Kaiser Permanente launches online directory, call center to address social needs in communities

Kaiser Permanente has launched a multichannel support center to better address the social needs of members and nonmembers.

The Community Support Hub is a self-service online directory of community resources. It also includes a call center for referral assistance. The solution will enable Kaiser to have more touch points with patients and better address the overall health of its communities.

“Many people need more than high-quality medical care to stay healthy, which is why we’re continuing to support our members beyond clinical walls to seamlessly connect them to the community resources they need to live healthy, thriving lives,” Bechara Choucair, M.D., senior vice president and chief health officer, said in a press release.

“If you’re not a KP member, your friend is, your neighbor is,” Vice President of Social Health Anand Shah, M.D., told Fierce Healthcare. In effect, there is no distinction between a member and a community. “You can’t have one without the other.” 

In 2020, Kaiser surveyed more than 10,000 members, 63% of whom reported having at least one social risk factor that impacted their health. Two years later, Kaiser conducted the survey again, reaching the same respondents, and found that the figure had climbed to 68%. Members with any social need were six times more likely to report fair or poor mental health and three times more likely to report fair or poor physical health.

“You can’t have quality without health equity,” Shah said. And health equity is hard to achieve without understanding the social determinants of health, he added. “That broad framing is the premise for why I came to KP and we developed the social health practice.”

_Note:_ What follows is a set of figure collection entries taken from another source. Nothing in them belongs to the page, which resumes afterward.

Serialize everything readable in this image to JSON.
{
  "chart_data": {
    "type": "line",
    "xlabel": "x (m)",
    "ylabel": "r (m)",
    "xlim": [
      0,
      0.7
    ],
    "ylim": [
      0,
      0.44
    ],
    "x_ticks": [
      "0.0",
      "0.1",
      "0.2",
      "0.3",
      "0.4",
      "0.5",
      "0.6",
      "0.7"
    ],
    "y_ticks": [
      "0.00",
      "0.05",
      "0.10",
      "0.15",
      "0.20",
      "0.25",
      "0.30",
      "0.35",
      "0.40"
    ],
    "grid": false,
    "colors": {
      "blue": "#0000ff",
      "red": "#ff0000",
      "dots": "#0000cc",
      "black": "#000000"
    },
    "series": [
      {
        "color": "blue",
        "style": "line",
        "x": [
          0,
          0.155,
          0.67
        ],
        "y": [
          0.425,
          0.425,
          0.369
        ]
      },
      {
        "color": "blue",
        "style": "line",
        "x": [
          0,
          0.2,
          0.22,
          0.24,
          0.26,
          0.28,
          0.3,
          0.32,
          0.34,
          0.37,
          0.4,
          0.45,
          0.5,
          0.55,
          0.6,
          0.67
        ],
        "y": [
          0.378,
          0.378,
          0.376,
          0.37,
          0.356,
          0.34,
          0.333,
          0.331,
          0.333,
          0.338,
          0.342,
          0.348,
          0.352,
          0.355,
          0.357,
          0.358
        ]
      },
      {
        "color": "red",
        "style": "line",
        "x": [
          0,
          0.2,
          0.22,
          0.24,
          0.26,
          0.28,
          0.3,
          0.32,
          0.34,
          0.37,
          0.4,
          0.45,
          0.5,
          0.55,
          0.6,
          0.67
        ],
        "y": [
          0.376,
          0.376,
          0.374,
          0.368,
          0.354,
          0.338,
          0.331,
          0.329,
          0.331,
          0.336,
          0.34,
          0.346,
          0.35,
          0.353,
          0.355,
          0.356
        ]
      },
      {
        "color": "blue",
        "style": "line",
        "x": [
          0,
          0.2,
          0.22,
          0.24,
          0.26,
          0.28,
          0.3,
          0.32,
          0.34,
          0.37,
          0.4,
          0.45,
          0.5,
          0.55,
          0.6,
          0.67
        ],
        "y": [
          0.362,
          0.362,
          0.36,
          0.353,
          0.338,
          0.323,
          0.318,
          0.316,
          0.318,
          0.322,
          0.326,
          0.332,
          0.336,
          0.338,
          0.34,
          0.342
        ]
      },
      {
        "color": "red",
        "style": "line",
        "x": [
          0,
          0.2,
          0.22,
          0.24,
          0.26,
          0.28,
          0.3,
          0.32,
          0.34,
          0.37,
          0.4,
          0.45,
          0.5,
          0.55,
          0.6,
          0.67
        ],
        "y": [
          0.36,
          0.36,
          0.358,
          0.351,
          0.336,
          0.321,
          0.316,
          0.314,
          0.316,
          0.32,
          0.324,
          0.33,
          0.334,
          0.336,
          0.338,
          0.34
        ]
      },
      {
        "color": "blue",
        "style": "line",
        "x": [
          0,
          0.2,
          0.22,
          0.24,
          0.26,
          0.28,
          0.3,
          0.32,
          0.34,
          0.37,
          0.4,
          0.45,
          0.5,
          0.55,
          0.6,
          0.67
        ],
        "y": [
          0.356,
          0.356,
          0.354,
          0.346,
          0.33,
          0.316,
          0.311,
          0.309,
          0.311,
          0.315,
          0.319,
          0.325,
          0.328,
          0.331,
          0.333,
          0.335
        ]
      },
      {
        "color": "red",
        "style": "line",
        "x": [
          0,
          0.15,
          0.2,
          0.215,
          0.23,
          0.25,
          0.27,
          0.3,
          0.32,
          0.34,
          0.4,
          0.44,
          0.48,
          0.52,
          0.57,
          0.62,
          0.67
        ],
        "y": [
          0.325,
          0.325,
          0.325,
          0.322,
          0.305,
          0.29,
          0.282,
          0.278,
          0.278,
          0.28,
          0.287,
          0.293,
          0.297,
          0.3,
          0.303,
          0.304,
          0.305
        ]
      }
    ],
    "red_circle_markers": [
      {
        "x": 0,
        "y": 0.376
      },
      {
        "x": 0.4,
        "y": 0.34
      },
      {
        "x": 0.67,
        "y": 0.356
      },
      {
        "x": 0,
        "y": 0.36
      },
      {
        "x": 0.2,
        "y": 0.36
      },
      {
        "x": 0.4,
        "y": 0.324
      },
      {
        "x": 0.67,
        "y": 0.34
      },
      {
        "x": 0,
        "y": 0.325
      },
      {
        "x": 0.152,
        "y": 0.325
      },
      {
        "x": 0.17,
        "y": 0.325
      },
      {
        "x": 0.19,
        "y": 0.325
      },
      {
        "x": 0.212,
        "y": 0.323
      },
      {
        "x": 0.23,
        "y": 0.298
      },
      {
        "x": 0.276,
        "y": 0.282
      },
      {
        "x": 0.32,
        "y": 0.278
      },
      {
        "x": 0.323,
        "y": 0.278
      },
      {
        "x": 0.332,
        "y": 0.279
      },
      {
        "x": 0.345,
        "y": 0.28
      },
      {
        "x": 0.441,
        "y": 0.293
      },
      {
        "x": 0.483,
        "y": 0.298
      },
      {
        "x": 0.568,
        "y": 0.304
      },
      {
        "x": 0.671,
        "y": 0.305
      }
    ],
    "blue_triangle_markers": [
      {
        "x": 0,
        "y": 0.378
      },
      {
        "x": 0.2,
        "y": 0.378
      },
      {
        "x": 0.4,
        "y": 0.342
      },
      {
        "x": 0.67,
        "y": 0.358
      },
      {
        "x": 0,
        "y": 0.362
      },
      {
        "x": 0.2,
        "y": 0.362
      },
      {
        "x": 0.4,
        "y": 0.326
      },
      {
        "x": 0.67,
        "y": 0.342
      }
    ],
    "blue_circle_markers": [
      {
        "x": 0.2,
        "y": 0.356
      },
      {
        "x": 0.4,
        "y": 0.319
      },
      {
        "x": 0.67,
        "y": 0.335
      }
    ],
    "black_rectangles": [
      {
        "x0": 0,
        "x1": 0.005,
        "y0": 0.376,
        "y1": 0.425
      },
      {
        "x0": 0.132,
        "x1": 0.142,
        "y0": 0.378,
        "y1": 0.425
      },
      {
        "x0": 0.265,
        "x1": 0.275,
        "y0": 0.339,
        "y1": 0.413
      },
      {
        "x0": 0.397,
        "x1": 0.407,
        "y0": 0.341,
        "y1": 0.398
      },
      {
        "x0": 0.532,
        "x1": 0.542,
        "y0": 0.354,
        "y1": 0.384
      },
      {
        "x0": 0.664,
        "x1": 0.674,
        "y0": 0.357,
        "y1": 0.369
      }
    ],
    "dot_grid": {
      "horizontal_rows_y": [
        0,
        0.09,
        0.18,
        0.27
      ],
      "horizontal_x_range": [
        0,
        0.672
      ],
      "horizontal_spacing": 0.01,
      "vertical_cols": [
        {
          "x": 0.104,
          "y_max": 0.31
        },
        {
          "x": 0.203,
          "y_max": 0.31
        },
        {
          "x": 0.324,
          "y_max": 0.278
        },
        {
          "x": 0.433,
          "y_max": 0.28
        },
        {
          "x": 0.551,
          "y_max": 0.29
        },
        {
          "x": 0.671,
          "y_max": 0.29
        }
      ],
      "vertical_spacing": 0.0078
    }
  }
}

Since 2019, Kaiser has partnered with Unite Us, a tech platform facilitating social care referrals. The resulting social health network, Thrive Local, connects community-based organizations, providers and public agencies. It operates across multiple states, including California, Washington and Oregon, and bills itself as the most comprehensive of its kind. 

In 2022, Kaiser connected more than 170,000 members to community-based resources. This year, Shah said the organization is on track to screen 3 million members.

“The needs are growing, and the level of scale that we need to reach is going to require a more comprehensive and coordinated solution,” he said.

Enter the Community Support Hub. The solution will bolster the efforts of care and service teams and increase the organization’s understanding of its populations’ needs to drive further partnerships and investments in its communities. 

A number of members have really complex needs and are best served on the ground by Kaiser staff, like care managers. But about 90% or more, Shah estimates, have lower acuity needs and don’t come in for care as often. The hub can support their needs in between those visits.

Kaiser screens via multiple channels like its website, email or text before a patient comes in for an appointment. Based on their risk level, they could be guided to the hub or to a navigation specialist for further assistance.

“It kind of becomes a background activity that you can use as a resource and I think can serve the vast majority of our population,” Shah said.

The hub can also help prompt screenings and follow-ups for members, albeit indirectly. While the directory can be accessed on Kaiser’s site with no login, there are other gateways that can take members there after they have logged in. Whether via a gateway or by opening a link to the hub from a Kaiser email, the organization will know they engaged with the resource and can then follow up.